Castles

A stronghold belongs to whoever pays for it, and they are its master. If Cail the Wizard builds a tower, he gets to decide who gains its benefits. He may allow his sorcerer or warlock pals to do spell research there…until one or both betrays him! Or he, them! Only one character can gain the benefit of a given stronghold at a time, and each character can only benefit from one stronghold ability at a time.

If multiple characters chip in to pay for a stronghold—or one character just spends a lot of money—it is a castle and provides multiple benefits. Complex tasks take proportionally more time and money than simple ones, so a castle costs 10% more and takes 10% longer for every basic stronghold function it incorporates.

Jess, Anna, and Lars decide to pitch in together and buy a castle. It will contain a keep, a temple, and a tower. It will cost 33,800 gp and take 507 days. That’s 10,000 gp for the keep and 8,000 gp each for the tower and temple, 150 days for the keep and 120 days each for the temple and tower. Then an extra 30% on top (multiply time and cost each by 1.3) to account for the extra work necessary to incorporate many functions in one structure.

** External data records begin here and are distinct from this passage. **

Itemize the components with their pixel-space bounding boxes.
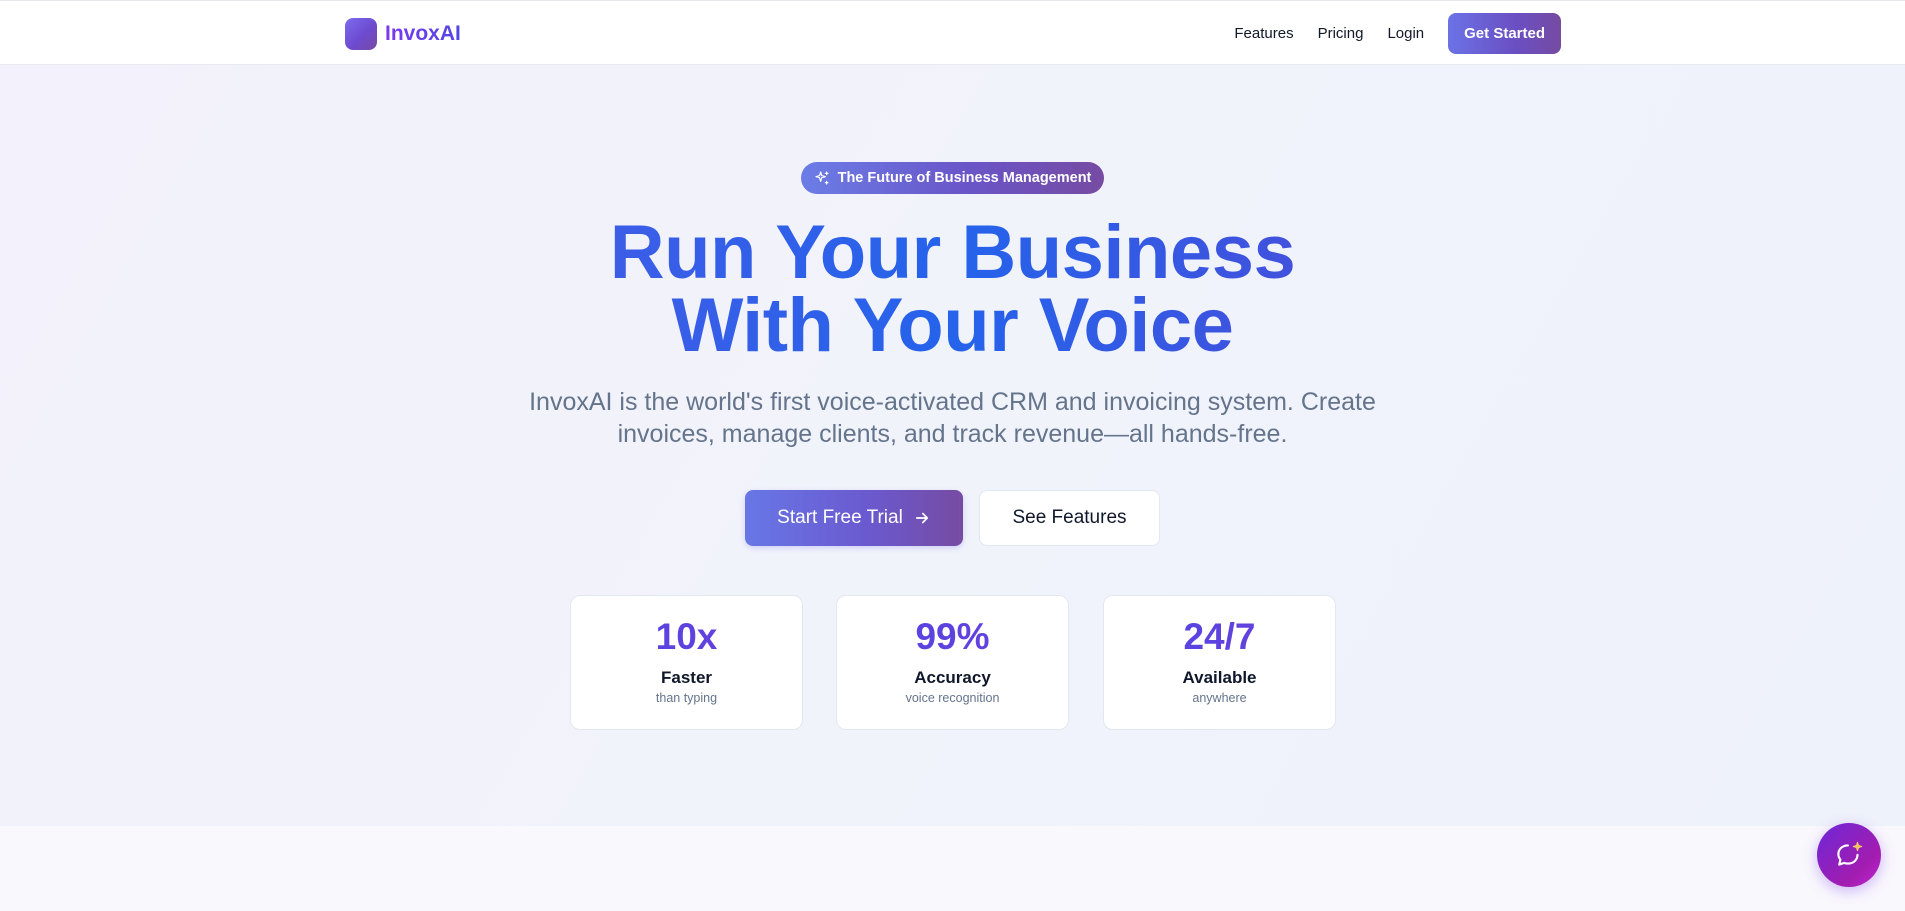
get-started-button[interactable]: Get Started: [1448, 13, 1561, 54]
hero-headline-line-2: With Your Voice: [0, 288, 1905, 364]
nav-link-pricing[interactable]: Pricing: [1318, 25, 1364, 42]
stat-sublabel: voice recognition: [905, 691, 1000, 705]
hero-subtext: InvoxAI is the world's first voice-activ…: [529, 388, 1376, 448]
hero-headline-line-1: Run Your Business: [0, 215, 1905, 291]
stat-value: 99%: [837, 616, 1068, 658]
see-features-button[interactable]: See Features: [979, 490, 1160, 546]
stat-label: Available: [1182, 668, 1257, 687]
nav-links: Features Pricing Login Get Started: [1234, 13, 1561, 54]
stat-sublabel: than typing: [655, 691, 718, 705]
stat-sublabel: anywhere: [1192, 691, 1247, 705]
start-free-trial-button[interactable]: Start Free Trial: [745, 490, 963, 546]
brand[interactable]: InvoxAI: [345, 18, 461, 50]
start-free-trial-label: Start Free Trial: [777, 507, 903, 528]
top-navbar: InvoxAI Features Pricing Login Get Start…: [0, 0, 1905, 65]
nav-link-features[interactable]: Features: [1234, 25, 1293, 42]
next-section: [0, 826, 1905, 911]
stat-label: Faster: [660, 668, 713, 687]
stat-card-accuracy: 99% Accuracy voice recognition: [836, 595, 1069, 730]
stat-card-faster: 10x Faster than typing: [570, 595, 803, 730]
brand-name: InvoxAI: [385, 22, 461, 45]
stat-value: 10x: [571, 616, 802, 658]
nav-link-login[interactable]: Login: [1387, 25, 1424, 42]
brand-logo-icon: [345, 18, 377, 50]
hero-headline: Run Your Business With Your Voice: [0, 215, 1905, 364]
stat-value: 24/7: [1104, 616, 1335, 658]
stat-card-available: 24/7 Available anywhere: [1103, 595, 1336, 730]
hero-badge-label: The Future of Business Management: [837, 170, 1092, 186]
hero-badge: The Future of Business Management: [801, 162, 1104, 194]
stat-label: Accuracy: [914, 668, 991, 687]
chat-bubble-icon: [1837, 841, 1863, 866]
chat-widget-button[interactable]: [1817, 823, 1881, 887]
sparkles-icon: [814, 171, 829, 185]
arrow-right-icon: [915, 512, 928, 524]
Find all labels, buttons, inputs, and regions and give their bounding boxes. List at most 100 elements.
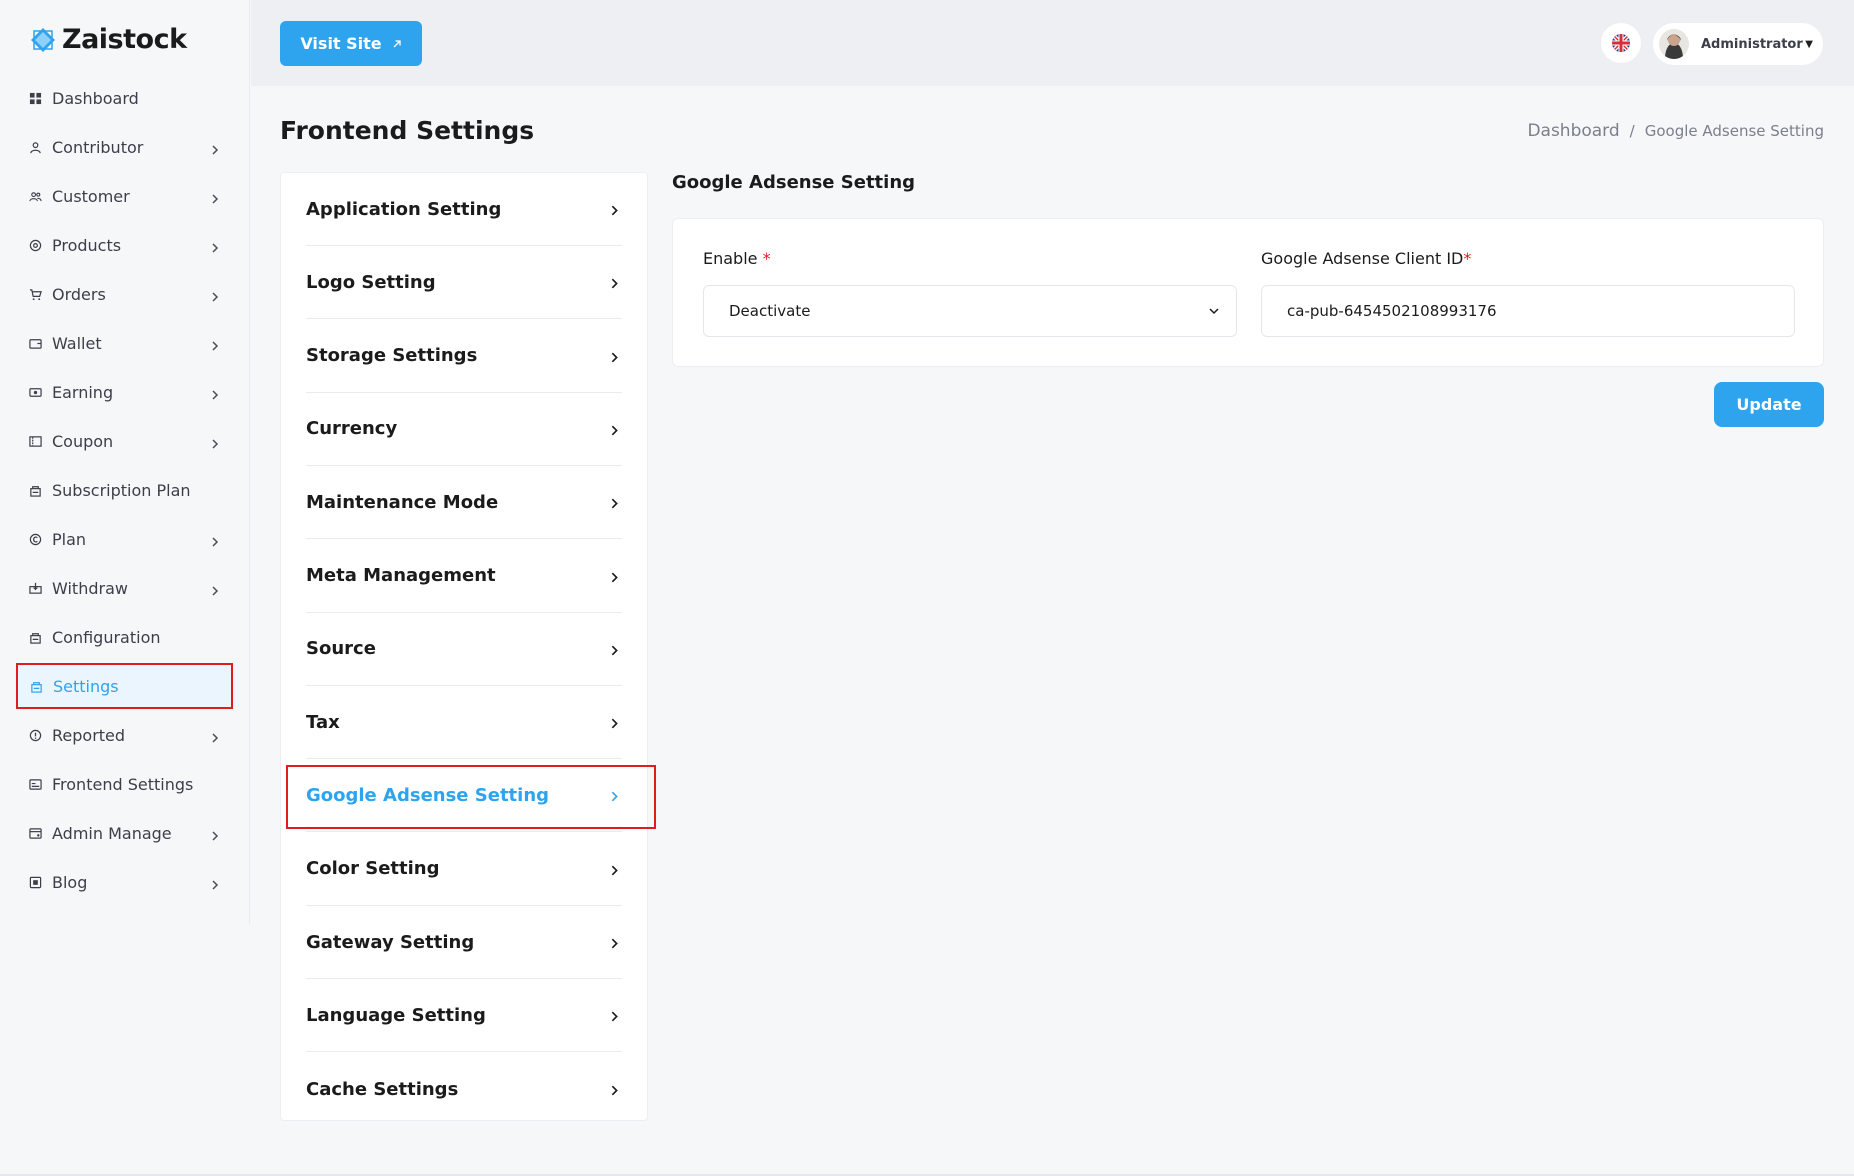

A castle cannot contain multiple of the same type of stronghold. If you build a castle with two towers, for instance, only one of them grants the benefits of spell research. Also, a stronghold’s benefit only applies to one character at a time. A character can switch between which stronghold benefits they receive by taking an extended rest.

The purpose of the design is, on the one hand, to somewhat model the real world where building a movie theater and automotive plant in the same building would (one assumes) take longer than the time to build each separately. For one thing the different kinds of strongholds have different requirements and therefore it takes more and different kinds of workers to complete them and the more workers you have the harder it is to coordinate them all.